Occasionally, I do see maniacs who are willing to bluff-shove if raised. Of course, they will take the same line with premium hands too, so calling is a better option sometimes.

I don’t have the luxury of seeing thousands of hands against any specific player, which makes it so much harder to know how they are approaching the game. Add to this the “sudden death” aspect of tournament play and it just gets harder.

As a mostly exploitative player, I don’t worry too much about “optimal” frequencies against specific players. Against some, I’ll do something more, against a different player, I might do that thing less. If my frequencies are overall optimal, it’s just by chance, not design.

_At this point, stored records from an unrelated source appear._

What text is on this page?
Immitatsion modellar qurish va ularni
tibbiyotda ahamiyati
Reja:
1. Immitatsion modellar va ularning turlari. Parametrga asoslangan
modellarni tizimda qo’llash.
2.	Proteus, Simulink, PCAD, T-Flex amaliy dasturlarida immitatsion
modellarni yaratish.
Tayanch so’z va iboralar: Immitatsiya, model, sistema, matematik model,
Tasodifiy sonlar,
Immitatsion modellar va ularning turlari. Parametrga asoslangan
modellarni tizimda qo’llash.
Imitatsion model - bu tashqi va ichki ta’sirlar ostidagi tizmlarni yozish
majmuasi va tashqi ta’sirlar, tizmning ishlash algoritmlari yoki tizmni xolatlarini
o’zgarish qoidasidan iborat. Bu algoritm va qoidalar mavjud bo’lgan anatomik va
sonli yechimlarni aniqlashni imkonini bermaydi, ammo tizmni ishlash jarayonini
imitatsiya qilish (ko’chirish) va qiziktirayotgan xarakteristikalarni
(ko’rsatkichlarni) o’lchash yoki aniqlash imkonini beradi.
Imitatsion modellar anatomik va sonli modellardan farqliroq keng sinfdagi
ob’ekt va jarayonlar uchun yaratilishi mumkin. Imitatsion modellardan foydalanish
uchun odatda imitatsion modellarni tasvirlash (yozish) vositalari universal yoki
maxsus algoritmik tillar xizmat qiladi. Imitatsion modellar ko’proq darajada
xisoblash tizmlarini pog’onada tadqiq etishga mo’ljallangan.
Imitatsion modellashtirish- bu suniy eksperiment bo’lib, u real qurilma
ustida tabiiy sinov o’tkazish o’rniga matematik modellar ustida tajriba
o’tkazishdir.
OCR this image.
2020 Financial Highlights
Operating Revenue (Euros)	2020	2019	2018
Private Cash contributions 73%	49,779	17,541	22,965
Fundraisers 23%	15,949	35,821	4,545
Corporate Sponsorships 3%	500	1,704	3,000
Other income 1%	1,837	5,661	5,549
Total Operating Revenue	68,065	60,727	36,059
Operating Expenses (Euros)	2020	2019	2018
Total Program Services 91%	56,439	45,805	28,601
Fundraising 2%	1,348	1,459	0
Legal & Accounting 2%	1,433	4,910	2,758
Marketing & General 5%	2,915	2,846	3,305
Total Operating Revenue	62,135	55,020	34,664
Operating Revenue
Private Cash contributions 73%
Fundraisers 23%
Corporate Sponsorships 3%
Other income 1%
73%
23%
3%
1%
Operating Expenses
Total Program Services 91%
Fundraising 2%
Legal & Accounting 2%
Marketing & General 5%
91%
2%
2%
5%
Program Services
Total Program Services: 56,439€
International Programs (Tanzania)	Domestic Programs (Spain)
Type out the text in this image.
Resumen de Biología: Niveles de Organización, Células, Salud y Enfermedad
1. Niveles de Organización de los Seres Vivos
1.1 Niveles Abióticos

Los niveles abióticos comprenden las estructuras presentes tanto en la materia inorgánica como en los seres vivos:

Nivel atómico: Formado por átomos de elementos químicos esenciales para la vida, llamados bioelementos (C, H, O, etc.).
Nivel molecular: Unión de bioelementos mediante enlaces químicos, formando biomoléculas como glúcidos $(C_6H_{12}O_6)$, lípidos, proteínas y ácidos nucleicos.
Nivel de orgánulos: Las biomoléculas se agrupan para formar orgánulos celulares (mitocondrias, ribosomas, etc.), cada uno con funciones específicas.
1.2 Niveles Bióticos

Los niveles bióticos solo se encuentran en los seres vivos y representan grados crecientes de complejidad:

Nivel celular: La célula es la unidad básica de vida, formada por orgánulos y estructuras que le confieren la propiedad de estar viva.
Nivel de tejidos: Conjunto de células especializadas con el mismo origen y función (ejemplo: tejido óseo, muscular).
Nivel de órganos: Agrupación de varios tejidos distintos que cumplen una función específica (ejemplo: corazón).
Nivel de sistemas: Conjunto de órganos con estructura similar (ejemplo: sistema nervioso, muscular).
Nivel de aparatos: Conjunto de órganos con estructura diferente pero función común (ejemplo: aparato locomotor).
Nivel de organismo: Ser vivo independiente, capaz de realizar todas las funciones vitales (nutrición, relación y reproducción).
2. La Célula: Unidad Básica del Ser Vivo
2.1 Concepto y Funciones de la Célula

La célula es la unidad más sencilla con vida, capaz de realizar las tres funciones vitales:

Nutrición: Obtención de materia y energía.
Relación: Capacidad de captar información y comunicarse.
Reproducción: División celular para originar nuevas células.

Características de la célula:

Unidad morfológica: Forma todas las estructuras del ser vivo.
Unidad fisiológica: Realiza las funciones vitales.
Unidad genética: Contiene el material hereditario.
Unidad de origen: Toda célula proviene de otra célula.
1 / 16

One more reason to raise instead of call is something I think about as “interlinked tendencies.”

There are a few examples of this, but the one that comes to mind here is that those who bluff too much also tend to overplay bottom pair type hands and small to mid pairs. Basically, if they’re willing to bet air, they’re willing to bet any pair.

To me, this suggests that it’s rarely a good idea to try to bluff catch with ace high type hands against this specific kind of player.

At the same time though, something as strong as second pair or even top pair (and more rarely, even hands like sets), are reduced to just being bluff catchers.

At the end of the day, though, for both raising and calling, it comes down to a similar question. For calling, how much of your opponent’s range are you ahead of; for value betting, how much of your opponent’s calling range are you ahead of; and for bluffing, how much of your opponent’s range that is ahead of you will fold (or re-raise with hands behind).

I have a big problem that is as bad as yours, but, maybe worse, I would like to discuss with you if you would like to see if you want to hear???